I don't forgive my mother for much of what she has done. I can understand why she might have done it. I can accept that she may even have done her best, even though her best is totally crap, unfair and damaging. But I have made some headway towards not fizzing with fear and rage inside every time I have to see her or speak to her or think about her. I totally understand how your cycle has continued. And when the mother has taught the children to mirror her behaviour it is so much harder to deal with. But they are adults now and must own their part in it, just as you must own yours. She no longer has anything to do with it. She might think she does, and if the children think she does then you will need open and honest discourse with them about what has gone wrong. It is completely reasonable for you to apologise to them if you have said bad things about their mother in the heat of the moment. If the things you have said are untrue or overly critical then it would be reasonable to apologise for that. But perhaps the person you actually need to forgive is you. For being a normal human being, reacting to provocation and mean treatment in an understandable way. And then resolve to do better. Unless you are seeking any sort of ongoing relationship with their mother (which would be necessary when co-parenting minors but may not be necessary now) then one option might be to see if you can simply remove their mother from your mind. I mean, yeah, she exists. But so does whatever mean schoolteacher you may have had and I am guessing you are not going round forgiving them or even giving them a second thought.

And finally, although I wish you all the very best in this, I must warn you that it is possible that your children may have picked up narc tendencies from their mother that are now deeply ingrained. You may never actually get very far with them, although I hope you do. They will certainly have built up their own protective mechanisms, and appeasing her sounds like it is top of their list. It will be hard for them to adjust. It took me until my 40s to even begin to understand there was something wrong with my family. Now your children have their own children their eyes may start to open, but it's not a given.

Roy Alfred

Thank you again for the reply.

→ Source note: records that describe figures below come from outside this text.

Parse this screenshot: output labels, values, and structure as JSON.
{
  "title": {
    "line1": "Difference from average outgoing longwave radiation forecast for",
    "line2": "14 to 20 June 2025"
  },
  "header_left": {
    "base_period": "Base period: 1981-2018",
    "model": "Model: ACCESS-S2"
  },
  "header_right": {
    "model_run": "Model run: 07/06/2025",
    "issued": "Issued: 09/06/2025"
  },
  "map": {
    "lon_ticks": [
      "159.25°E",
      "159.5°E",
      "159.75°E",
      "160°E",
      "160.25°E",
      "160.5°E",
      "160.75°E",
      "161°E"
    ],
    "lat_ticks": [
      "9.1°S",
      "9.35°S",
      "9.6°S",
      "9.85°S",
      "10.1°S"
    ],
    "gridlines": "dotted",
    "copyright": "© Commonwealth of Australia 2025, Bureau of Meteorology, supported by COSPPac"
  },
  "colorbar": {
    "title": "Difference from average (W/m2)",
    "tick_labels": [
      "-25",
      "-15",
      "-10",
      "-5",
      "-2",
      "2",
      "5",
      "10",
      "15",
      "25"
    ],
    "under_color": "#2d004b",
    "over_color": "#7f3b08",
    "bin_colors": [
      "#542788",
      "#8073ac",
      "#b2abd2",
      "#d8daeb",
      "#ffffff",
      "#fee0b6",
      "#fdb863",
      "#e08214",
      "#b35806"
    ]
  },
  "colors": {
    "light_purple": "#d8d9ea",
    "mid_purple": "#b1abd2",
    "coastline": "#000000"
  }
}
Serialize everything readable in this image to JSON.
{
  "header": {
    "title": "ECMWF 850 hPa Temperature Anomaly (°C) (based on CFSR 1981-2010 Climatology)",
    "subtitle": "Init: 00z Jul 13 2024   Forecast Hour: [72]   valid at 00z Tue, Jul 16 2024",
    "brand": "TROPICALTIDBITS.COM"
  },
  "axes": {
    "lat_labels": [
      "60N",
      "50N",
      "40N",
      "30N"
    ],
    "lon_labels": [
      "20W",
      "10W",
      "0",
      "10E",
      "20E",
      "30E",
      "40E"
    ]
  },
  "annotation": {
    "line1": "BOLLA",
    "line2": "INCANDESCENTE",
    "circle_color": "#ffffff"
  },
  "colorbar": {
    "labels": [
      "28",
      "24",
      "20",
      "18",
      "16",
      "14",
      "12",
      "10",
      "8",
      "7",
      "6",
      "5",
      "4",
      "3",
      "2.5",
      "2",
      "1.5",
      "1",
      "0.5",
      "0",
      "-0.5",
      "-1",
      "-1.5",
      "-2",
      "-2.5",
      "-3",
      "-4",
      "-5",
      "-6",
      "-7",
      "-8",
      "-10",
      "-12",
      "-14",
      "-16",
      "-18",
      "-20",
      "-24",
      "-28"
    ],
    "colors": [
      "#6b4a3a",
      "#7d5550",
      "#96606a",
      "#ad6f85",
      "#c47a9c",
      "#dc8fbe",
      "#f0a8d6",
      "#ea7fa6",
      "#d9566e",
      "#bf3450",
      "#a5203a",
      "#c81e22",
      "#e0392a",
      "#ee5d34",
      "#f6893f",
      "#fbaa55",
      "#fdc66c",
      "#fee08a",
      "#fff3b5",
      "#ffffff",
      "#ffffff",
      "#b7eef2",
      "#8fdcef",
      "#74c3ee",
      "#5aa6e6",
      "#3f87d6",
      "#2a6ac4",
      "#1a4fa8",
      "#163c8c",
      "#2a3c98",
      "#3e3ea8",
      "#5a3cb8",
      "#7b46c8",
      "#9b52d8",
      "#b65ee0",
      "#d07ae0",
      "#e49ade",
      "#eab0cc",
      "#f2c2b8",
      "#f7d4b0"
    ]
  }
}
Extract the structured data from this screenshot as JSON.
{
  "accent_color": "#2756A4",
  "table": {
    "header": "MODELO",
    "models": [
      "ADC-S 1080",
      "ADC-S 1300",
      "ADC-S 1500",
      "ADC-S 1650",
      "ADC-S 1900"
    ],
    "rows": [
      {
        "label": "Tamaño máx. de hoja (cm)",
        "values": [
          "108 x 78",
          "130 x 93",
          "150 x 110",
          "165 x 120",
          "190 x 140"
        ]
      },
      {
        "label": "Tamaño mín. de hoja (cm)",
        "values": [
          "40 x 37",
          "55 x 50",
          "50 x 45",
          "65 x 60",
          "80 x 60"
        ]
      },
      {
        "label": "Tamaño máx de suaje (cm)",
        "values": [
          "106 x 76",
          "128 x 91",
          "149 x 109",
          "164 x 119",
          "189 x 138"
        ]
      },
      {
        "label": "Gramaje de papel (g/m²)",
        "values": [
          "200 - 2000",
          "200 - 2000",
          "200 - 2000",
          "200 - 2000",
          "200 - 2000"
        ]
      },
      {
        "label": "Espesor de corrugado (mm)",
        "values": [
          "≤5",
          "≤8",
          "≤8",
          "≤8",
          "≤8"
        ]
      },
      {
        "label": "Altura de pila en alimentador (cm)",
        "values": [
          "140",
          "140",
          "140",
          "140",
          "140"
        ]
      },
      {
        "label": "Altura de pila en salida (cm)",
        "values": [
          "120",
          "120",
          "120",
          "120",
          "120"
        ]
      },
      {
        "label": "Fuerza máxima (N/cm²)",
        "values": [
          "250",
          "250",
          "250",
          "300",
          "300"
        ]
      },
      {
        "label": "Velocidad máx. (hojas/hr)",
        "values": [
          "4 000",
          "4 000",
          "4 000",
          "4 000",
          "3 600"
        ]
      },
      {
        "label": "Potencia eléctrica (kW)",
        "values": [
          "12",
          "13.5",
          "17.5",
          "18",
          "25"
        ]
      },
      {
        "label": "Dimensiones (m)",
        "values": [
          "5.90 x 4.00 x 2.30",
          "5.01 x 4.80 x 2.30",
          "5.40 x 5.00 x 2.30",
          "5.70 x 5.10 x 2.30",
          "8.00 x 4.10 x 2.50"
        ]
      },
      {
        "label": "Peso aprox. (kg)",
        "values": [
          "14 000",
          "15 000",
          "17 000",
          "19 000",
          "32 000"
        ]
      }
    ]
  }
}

Everything you have said has crossed my mine more than once. My work on forgiveness is weak as I have struggled to forgive my father. He passed a few years ago and I had a hard cry at the funeral, not because I was sad, but because I was mad and hurt that I would never hear the words I needed him to say so I could move on. But he doesn't consume my mind, actually never did after I moved away.

Your are correct and I doubt I will ever get any acknowledgements or atonement from their mother. I will heed the advise I read and begin my own forgiveness path, as I completely agree - it is for the forgiver. I will be looking for these threads and get to work as my deep seeded anger that affects me in ways I probably not even aware.

The reason I came here is exactly for this type of process. To hear from others on a similar path, both for their experience and examples, but also so I don't feel so alone.

I know on a deep level my girls love me. Their perspectives have be tarnished for sure, but I also contributed to it, so I must work on that part and make my amends with them. Not just for my own healing, but for theirs. They deserve a better effort from me, they are so worth it.

Thanks again, all the best in your journey.


Mathilde

I struggle with similar feelings at the moment...but it's so raw at this moment, that I cannot respond well. I just want to say I understand how you feel, and want to send you support. If I'm in a better state of mind, I will write more.